Pemerintah Indonesia sedang menggencarkan program vaksinasi massal untuk menggapai herd immunity, yang ditargetkan bisa selesai pada akhir tahun 2021.
Tidak main-main, Presiden RI, Joko Widodo menargetkan pada bulan Agustus 2021 ini, secara nasional, bisa menyuntikkan 2 juta per harinya.
Namun, di sisi lain, gelombang penolakan pun mulai bermunculan. Propaganda melalui media sosial dan jaringan whatsapp paling tidak sedikit mempengaruhi kebanyakan orang. Dunia selebritas dan influencer Indonesia yang anti terhadap vaksinasi menyumbang angka ini.
Sebenarnya munculnya penolakan terhadap vaksinasi bukan merupakan hal yang baru. Mereka ini kerap disebut dengan kaum Anti Vaxx, dan telah muncul sejak pertama kalinya vaksin ditemukan di dunia.
Misinformasi dan logical fallacy bertebaran kerap menjadi landasan konstruksi untuk membangun narasi yang menyesatkan. Alih-alih berdalih dengan pendapat ahli berdasar riset, mereka lebih suka bermain dengan logika menakutkan yang berasal dari opini pribadi.
Namun, ada yang berpendapat, seburuk apapun kilah mereka, kaum Anti Vaxx ini menolak vaksinasi, negara tidak boleh memaksa, karena vaksinasi atau tidak, adalah pilihan pribadi yang menjadi hak asasi manusia.
Vaksinasi Menurut Peraturan Perundangan
Jadi bagaimanakah posisi vaksinasi ini menurut peraturan perundangan Indonesia? Apakah kebijakan ini menjadi pilihan warga ataukah menjadi keharusan yang wajib ditaati?
Indonesia sejak awal tahun 2020 kemarin telah luluh lantak akibat pagebluk yang tak berkesudahan. Ketika angka persebaran mulai melandai, pertengahan tahun 2021 ini kembali dihantam oleh puncak gelombang kedua, dengan peningkatan kejangkitan yang naik dua kali lipat.
Namun, untungnya kondisi ini beriringan dengan vaksin yang sudah mulai didatangkan dalam jumlah yang banyak, serta kemudahan masyarakat dalam memperolah jatah vaksin secara gratis.
Mengingat angka kejangkitan yang terus meningkat, kembali Pemerintah Republik Indonesia menyatakan negara dalam kondisi kedaruratan. Kondisi kedaruratan kesehatan masyarakat ini mengakibatkan diberlakukannya Undang-Undang Nomor 6 tahun 2018, tentang Kekarantinaan Kesehatan.

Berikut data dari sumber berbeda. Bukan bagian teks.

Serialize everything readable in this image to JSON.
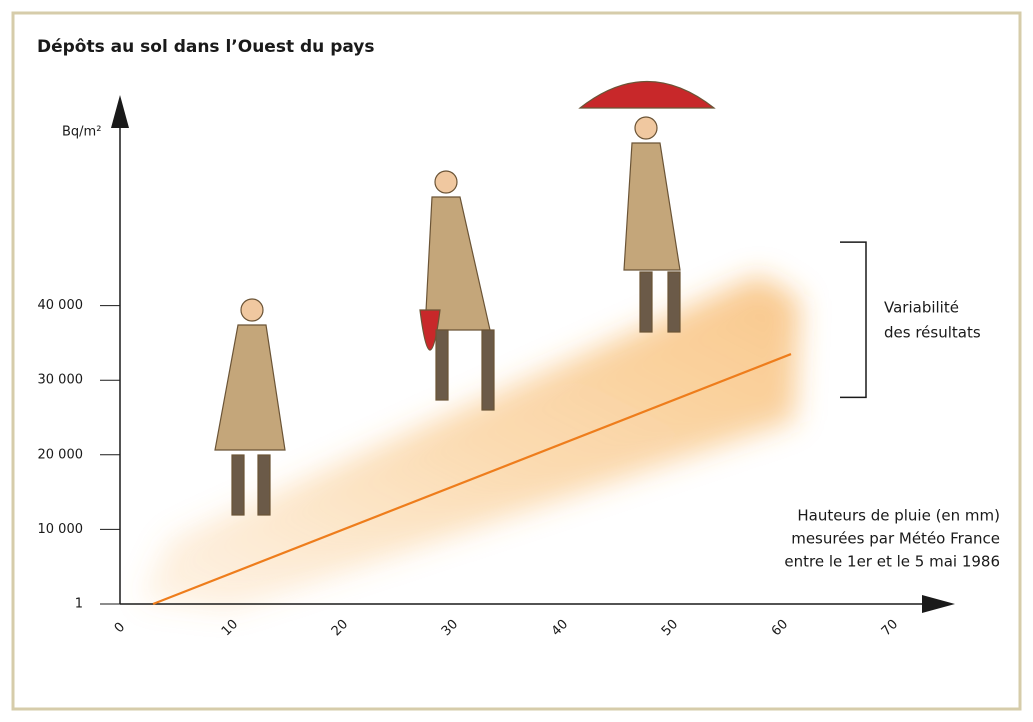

Ditilik dari kondisi kedaruratan ini, maka menurut pasal 15, (2), pemerintah berhak untuk mengambil tindakan pemberian vaksinasi atau profilaksi sebagai bagian dari langkah untuk mengatasi pandemi.
Landasan undang-undang kekarantinaan yang mewajibkan setiap orang untuk ikut serta dan mematuhi penyelenggaraan kekarantinaan kesehatan pada pasal 9 UU 6/2018 ini, merupakan kebijakan pemerintah yang mengintervensi langsung sifat dari vaksin covid-19 ini untuk menjadi sebuah kewajiban, bukan lagi sebuah hak, layaknya vaksinasi atau imunisasi standar yang dilakukan dalam masa pertumbuhan.
Sanksi terhadap masyarakat yang menolak untuk menerima vaksinasi covid-19 ini, diatur dalam pasa 93 UU 6/2018 dengan ancaman penjara selama satu tahun, atau denda sebesar Rp100 juta.
Selain itu, pada tingkatan daerah, Pemerintah Provinsi DKI Jakarta contohnya, telah mengeluarkan Perda Nomor 2 Tahun 2020 tentang penanganan Covid-19, untuk mengatur warga pada skala daerah dengan sanksi yang tegas.
Pada Perda Nomor 2 ini, Pemerintah Provinsi DKI Jakarta tegas mengatur sanksi, khusus penolakan vaksinasi dalam pasal 30, yang berbunyi: “Setiap orang yang dengan sengaja menolak untuk dilakukan pengobatan dan/atau vaksinasi Covid-19, dipidana dengan pidana denda paling banyak sebesar Rp5.000.000,00 (lima juta rupiah)”
Kondisi khusus pandemi covid-19, mengakibatkan negara ini berstatus kedaruratan, yang notabene menghilangkan unsur “hak” pada vaksinasi covid-19. Hal ini tidak bisa diukur sebagai dilanggarnya hak asasi manusia, karena sebuah pandemi membutuhkan langkah yang terukur sebagai hak hidup orang banyak, sebagai batasan berakhirnya hak dari seorang antivaxer.